President Reagan never shied away from political struggle, nor did Bush or other Republicans of his day. But after blistering the Democrats during the campaign season, they worked constructively across party lines to achieve important legislative results. The Republicans also fought each other fiercely, and then put the differences aside in favor of party unity; Reagan even made Bush his vice presidential nominee after the two fought for the White House.
However, those days of pragmatism, policy accommodation and, it should be said, adult behavior have been replaced by the personal irritation and vindictiveness that animates Trump and much of the Republican Party base.
“There’s a new MAGA establishment,” Kristol said, “and if you cross it, you’re in trouble.”
Cheney’s heresy not only told the truth about the former president and his incessant lies, but also helped guide congressional hearings that exposed in garish and chilling detail the depths of Trump’s immorality and ruthless self-esteem.
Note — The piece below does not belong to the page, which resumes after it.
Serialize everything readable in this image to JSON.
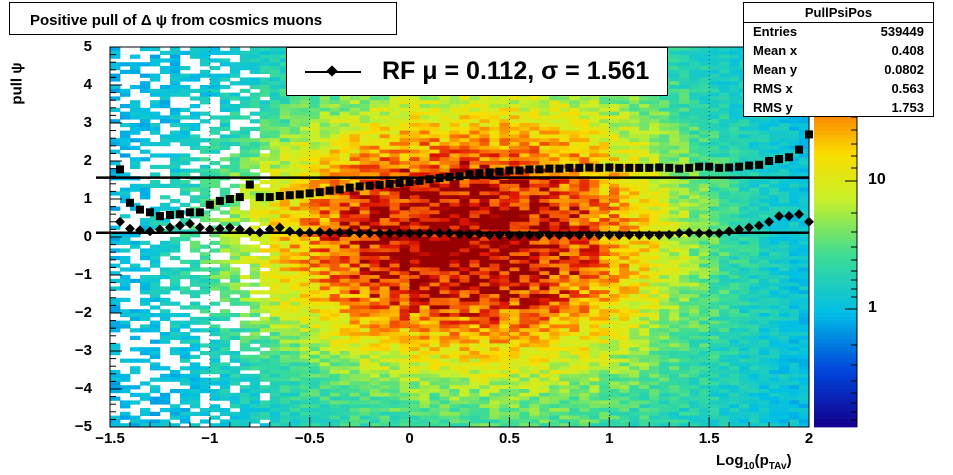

She displayed the kind of courage that deserves prestigious awards and invitations to outlandish speeches, but didn’t bring her anywhere near a fourth term in a state where the Cheney name was once political platinum.
(Her father, Dick, represented Wyoming in Congress for 10 years and served two terms as a vice president under President George W. Bush.)
In Texas, George P. Bush—grandson of the 41st President, nephew of the 43rd—was less heroic in his run for Attorney General. He turned his back on his famous family and harassed Trump, even after maliciously belittling Bush’s father, Jeb, and insulting his mother, Columba, during the 2016 presidential campaign. Still, young Bush’s flatteries proved fruitless; He lost heavily in the Republican primary in May to incumbent Ken Paxton, a Trump toady who has spent the past seven years under federal indictment.
Bush “couldn’t break away from the brand associated with his name” and the air of privilege and ties to the old establishment that emanated from it, said Jim Henson, a pollster and professor of political science at the University of Texas.
With her defeat, Cheney made the journey from candidate to political martyr.
The Jan. 6 congressional hearings resume next month, promising more incriminating evidence and more stains on Trump’s tarnished reputation. Additionally, Cheney has vowed to continue leading the anti-Trump opposition once she leaves office early next year, potentially as a kamikaze candidate for president in 2024.
“This primary is over,” she said Tuesday night to cheers from her supporters, “but now the real work begins.”
She later elaborated, pledging to do “everything to make sure Donald Trump never comes near the Oval Office again.”
It’s a fight Cheney and her allies absolutely must win.